The book is a re-telling of a particularly tumultuous relationship the author took part in for about a year. At the time, he was an art director by day/drag queen by night with a drinking problem, and his partner was a male escort. We'll leave it at that, though the book goes into much more detail about what each of their jobs/personas entailed. The difference between this book and I Don't Care About Your Band is that Kilmer-Purcell was no saint in the relationship- both he and his boyfriend were utter messes. At first they find solace in one another and then, like many overly co-dependent relationships, they end up enabling one another while stuck on a constant loop of bad decisions.

The writing is really beautiful, though the subject matter is sometimes dark and uncomfortable. I really like it when authors can tell absurd stories in a way that is nonchalant. Both David and Amy Sedaris can do this, as can my other favorite Dan Savage. I always felt that Augusten Burroughs was terrible at this. It was as if every story he told was punctuated with a footnote that said "CAN YOU BELIEVE THIS SHIT?!"

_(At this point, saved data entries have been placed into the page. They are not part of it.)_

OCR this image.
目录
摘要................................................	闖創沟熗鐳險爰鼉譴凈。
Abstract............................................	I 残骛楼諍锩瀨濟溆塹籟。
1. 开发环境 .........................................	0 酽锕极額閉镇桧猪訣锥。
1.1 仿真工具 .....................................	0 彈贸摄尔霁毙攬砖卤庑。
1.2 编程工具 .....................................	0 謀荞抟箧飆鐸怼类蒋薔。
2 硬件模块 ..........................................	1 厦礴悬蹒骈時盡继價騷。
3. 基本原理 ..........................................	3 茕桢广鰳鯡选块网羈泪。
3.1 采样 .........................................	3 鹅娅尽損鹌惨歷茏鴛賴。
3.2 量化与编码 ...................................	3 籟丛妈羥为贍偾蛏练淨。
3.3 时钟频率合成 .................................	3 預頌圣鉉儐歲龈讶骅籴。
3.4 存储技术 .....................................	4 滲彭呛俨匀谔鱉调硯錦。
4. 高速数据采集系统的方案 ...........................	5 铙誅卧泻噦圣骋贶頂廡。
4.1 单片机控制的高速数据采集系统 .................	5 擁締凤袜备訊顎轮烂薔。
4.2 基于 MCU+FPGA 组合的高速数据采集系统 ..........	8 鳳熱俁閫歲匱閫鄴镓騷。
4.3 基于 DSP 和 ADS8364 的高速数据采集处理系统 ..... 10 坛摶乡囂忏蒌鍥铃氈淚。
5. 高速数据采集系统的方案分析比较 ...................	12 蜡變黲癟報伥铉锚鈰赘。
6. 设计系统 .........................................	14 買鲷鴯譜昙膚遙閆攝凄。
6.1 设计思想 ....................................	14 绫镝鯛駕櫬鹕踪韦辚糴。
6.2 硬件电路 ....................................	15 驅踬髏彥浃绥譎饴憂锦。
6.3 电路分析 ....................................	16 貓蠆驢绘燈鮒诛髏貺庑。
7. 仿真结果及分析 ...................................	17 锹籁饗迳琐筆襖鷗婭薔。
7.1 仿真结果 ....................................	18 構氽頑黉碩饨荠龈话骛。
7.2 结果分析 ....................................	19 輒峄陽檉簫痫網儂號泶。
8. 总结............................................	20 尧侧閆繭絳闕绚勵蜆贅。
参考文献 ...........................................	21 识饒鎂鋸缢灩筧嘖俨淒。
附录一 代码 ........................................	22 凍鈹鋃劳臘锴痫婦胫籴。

Kilmer-Purcell is a master of casual in the face of absolute madness. He opens his book by recalling the night he woke up to his boyfriend holding a large chopping knife and peering over him while he slept. He slowly asks his boyfriend what's going on and we eventually find out that a) his boyfriend is high on crack, b) the knife was a gift from the author's parent and has never been used, c) the balcony door is open and the boyfriend was going to leap to his own death after stabbing the author and d) the only thing stopping the boyfriend from murder-suicide was that Pedro was the on-duty doorman and he would have been very upset to see these events transpire. Before you have a minute to come to terms with any of this, the boyfriend states that his wasn't "a very elegant plan" and Kilmer-Purcell admits that it is his boyfriend's turning of phrases like this that makes him stick around. Then, the book begins. It only gets better/more terrifying from there. I highly recommend if you need something different and aren't easily offended by depictions of the New York club scene.


KC said...

I like Dan Savage, too. Do you know who introduced me to him?? LH!

Do you listen to his podcast? He says the most crazy stuff there in a total nonchalant way. One that especially got me was when he was talking about "enema play."

ENEMA PLAY?!?!?!? That's how I would have said it.